Scheuer: Schwierige Phase für Mobilität und Logistik in Europa
Aus Sicht von Bundesverkehrsminister Andreas Scheuer (CSU) befindet sich Europa derzeit in einer sehr schwierigen Phase „was die Mobilität und die Logistik betrifft“. Beim Flugverkehr sei coronabedingt ein Einbruch von minus 90 Prozent zu verzeichnen, beim Personenverkehr der Bahn ein Minus von 80 Prozent, sagte Scheuer am Freitag, 22. Januar 2021, während der fünften Sitzung der Deutsch-Französischen Parlamentarischen Versammlung, die als Videokonferenz stattfand und von Bundestagspräsident Dr. Wolfgang Schäuble und dem Präsidenten der Assemblée nationale, Richard Ferrand, geleitet wurde. „Das wird uns noch ziemlich viel abverlangen“, so der Bundesverkehrsminister. Seine Aufgabe sehe er aktuell auch darin, „Infrastruktur, also Unternehmen im Mobilitätssektor, zu erhalten“.
Gemeinsame Erklärung der Parlamentspräsidenten
Unter der Überschrift „Geteilte Erinnerungen – gemeinsame Zukunft!“ hatten die beiden Parlamentspräsidenten bereits vorab auf die historische Dimension des Zeitpunkts dieser Sitzung hingewiesen. Nicht nur fand sie am 58. Jahrestag der Unterzeichnung des deutsch-französischen Freundschaftsvertrags (Élysée-Vertrag) statt, sondern auch vier Tage nach dem 150. Jahrestag der Gründung des Deutschen Reiches am 18. Januar 1871 im Spiegelsaal von Versailles.
Dieses „Schlüsselereignis der deutschen Geschichte“ hatte folgenschwere Auswirkungen auf das deutsch-französische Verhältnis, das über Jahrzehnte hinweg vergiftet wurde, wie es in der gemeinsamen Erklärung heißt.
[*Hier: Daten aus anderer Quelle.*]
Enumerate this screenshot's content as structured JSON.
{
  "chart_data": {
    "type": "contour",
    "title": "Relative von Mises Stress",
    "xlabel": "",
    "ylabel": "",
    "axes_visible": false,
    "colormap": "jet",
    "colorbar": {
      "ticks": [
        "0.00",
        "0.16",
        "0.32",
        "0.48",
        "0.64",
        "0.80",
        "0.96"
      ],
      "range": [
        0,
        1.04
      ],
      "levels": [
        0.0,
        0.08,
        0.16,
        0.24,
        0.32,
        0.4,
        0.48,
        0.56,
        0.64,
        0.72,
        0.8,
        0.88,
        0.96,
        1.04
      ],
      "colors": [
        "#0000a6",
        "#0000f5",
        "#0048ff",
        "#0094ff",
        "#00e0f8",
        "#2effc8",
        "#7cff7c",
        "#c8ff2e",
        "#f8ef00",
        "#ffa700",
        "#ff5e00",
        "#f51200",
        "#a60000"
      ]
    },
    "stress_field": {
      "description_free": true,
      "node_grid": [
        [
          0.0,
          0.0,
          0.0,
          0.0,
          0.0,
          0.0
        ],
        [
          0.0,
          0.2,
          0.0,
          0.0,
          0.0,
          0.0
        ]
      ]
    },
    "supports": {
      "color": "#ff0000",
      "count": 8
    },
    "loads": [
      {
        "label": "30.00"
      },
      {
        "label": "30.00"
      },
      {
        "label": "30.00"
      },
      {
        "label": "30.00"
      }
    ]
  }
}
Die Geister der Vergangenheit ruhen zu lassen, sei das wichtigste Anliegen der Deutsch-Französischen Parlamentarischen Versammlung. Die Grenzregionen, um die Deutsche und Franzosen in der Geschichte so erbittert gestritten hätten, seien im vereinten Europa längst pulsierende Lebensadern für Handel und Wirtschaft.
Für den Ausbau einer Schnellverbindung Berlin-Paris
Für Schäuble und Ferrand ist ein europaweites Schienennetz Grundbedingung für die ökonomische und soziale Prosperität im gemeinsamen Binnenmarkt. Die große Mehrheit der 50 deutschen und 50 französischen Abgeordneten, die die Versammlung bilden, spreche sich deshalb für den Ausbau einer Schnellverbindung Berlin-Paris aus (19/25707).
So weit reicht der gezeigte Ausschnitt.